Despite recurring headlines reporting high-level cyber attacks on organisations of various sizes, businesses are failing to protect themselves from escalating threats. The latest industry survey by ManageEngine, exploring UK-based IT professionals’ outlook on cyber security and cloud adoption, has revealed startling levels of disregard towards IT security, with almost half of the respondents reporting that they install security updates and patches rarely, only occasionally, or never at all.
This should come as a shock to business leaders who will have without a doubt heard of the infamous WannaCry ransomware attack, which exploited outdated software patches in Windows systems. The UK’s National Health Service was a notable target among the thousands of other companies who also fell victim to the cyber attack. However, those business leaders mustn’t leave it to their IT managers to combat these threats alone. Investment from the C-suite is essential in safeguarding businesses against attacks.
While the survey findings reveal that IT teams and the C-suite are experiencing a stronger working relationship—with 84 percent of respondents stating that their IT department reports to the board of directors or business owner with regular updates—the board must do more than simply take an interest in how efficiently their IT department is running. The board must acknowledge the threats that the IT team faces and take an active role in ensuring the team has the resources it needs to keep those threats at bay.
Finding answers in the cloud
On the bright side, it’s not all doom and gloom. The survey findings also reveal that cloud adoption is on the rise, even among SMEs, despite a general assumption that cloud solutions are costly and only really feasible for larger organisations. In fact, 87 percent of companies in the UK now have an enterprise cloud strategy and of those companies, 40 percent have adopted a hybrid cloud strategy; a further 26 percent have taken a public cloud approach.
When questioned about the impact of cloud usage on business processes, 70 percent of respondents reported that this has been positive, citing a stronger effect on the bottom line and a greater understanding between the IT team and the wider business teams, paving the way for smoother cross-departmental processes.

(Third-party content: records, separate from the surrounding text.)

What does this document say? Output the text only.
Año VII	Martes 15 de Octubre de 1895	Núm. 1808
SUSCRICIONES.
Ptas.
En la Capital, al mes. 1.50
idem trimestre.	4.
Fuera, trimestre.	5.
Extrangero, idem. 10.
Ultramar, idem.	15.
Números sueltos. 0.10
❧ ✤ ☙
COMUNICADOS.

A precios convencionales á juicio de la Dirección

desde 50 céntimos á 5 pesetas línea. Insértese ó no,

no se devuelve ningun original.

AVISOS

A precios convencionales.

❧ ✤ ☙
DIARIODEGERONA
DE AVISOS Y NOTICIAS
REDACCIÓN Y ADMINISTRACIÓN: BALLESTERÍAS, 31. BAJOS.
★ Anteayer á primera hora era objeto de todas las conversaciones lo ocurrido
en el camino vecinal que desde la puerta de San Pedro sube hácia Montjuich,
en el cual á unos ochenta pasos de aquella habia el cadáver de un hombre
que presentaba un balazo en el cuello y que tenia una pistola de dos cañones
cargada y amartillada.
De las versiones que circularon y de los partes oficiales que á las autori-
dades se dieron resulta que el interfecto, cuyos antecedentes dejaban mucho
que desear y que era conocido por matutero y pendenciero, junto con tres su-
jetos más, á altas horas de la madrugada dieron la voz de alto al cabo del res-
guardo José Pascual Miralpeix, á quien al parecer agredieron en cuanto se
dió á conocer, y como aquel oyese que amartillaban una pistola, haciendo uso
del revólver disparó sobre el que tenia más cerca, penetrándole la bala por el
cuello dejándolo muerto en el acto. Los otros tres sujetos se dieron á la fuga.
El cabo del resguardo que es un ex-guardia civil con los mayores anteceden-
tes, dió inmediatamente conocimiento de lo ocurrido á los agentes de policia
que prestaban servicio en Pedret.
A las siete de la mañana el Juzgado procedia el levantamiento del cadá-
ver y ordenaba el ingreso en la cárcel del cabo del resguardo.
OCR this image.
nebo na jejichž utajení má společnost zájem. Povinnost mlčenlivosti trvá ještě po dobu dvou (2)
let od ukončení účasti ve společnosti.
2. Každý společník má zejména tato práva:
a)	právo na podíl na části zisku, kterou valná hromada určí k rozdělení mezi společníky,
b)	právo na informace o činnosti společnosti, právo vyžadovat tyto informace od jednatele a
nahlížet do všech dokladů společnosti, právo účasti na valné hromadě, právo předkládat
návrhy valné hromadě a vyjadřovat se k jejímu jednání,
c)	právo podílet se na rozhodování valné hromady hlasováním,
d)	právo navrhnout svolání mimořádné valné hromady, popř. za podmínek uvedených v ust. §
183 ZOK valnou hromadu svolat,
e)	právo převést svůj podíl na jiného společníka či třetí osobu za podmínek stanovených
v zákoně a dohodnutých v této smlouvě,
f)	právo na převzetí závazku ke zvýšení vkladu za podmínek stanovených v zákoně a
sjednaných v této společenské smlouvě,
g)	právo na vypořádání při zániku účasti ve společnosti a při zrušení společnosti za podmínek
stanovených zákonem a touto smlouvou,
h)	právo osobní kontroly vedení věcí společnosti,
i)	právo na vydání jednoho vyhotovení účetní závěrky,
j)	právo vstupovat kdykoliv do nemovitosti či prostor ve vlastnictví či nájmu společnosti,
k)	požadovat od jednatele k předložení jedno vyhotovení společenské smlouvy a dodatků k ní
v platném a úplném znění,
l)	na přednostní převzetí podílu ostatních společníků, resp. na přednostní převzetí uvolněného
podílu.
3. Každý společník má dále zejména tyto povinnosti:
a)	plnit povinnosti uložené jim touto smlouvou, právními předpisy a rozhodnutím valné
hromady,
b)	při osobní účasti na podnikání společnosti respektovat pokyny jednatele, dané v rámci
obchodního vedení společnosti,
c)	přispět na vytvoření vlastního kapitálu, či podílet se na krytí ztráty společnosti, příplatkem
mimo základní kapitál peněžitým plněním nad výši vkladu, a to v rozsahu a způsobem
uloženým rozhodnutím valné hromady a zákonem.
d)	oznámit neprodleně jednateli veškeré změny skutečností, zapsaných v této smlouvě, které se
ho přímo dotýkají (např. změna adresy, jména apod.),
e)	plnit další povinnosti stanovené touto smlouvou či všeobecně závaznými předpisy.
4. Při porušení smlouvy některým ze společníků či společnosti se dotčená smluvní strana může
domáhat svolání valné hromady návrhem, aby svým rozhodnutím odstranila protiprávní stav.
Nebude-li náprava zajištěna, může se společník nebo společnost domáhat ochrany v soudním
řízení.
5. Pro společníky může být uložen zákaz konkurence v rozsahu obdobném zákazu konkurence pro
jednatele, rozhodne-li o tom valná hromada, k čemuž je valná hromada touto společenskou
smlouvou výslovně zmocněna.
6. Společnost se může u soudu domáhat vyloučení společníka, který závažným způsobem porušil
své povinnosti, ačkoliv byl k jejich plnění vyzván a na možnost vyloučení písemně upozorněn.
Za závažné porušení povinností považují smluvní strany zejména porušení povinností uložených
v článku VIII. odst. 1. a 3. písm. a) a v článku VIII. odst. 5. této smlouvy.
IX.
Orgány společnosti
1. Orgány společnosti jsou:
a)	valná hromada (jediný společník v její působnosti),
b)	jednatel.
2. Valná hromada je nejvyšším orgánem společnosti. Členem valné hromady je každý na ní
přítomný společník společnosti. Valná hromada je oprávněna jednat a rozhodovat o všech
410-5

While this paints a rosy picture for cloud-enabled organisations, 50 percent of IT decision makers say that IT and internet security are their top IT challenges for the next 12 months. It is evident that the security capabilities of the adopted cloud solutions may not have been considered prior to their implementation, or that the chosen solutions are not being fully utilised when it comes to bolstering security.
An enduring solution
According to the survey, 71 percent of UK companies plan to increase their spending on cloud computing in the next year. As cloud spending increases, businesses must ensure that they are investing in solutions that are capable enough to help achieve business goals. Increased IT security must be defined by the C-suite as one of those goals if the business is to be protected against existing and future threats.
Business leaders must look beyond the existing threats and ensure their businesses are future-proof by implementing cloud-based solutions that are capable of safeguarding against emerging threats, such as vulnerabilities in new technologies. The survey found that, when asked to rank which three future technologies will have the biggest impact on business, 45 percent of respondents said that the Internet of Everything will have the biggest impact, followed by artificial intelligence (41 percent), and virtual or augmented reality (33 percent). Each of these emerging technologies, while they may benefit businesses overall, will come with their very own weaknesses through which unprotected IT networks could be infiltrated.
While the C-suite are seen to be taking a more active approach towards IT, and SMEs and larger organisations are enjoying a greater working relationship between IT and upper management, security risks cannot be ignored. It is up to the C-suite to ensure that the IT team has capable solutions that don’t simply increase productivity and efficiency, but ultimately protect the business from external and internal threats.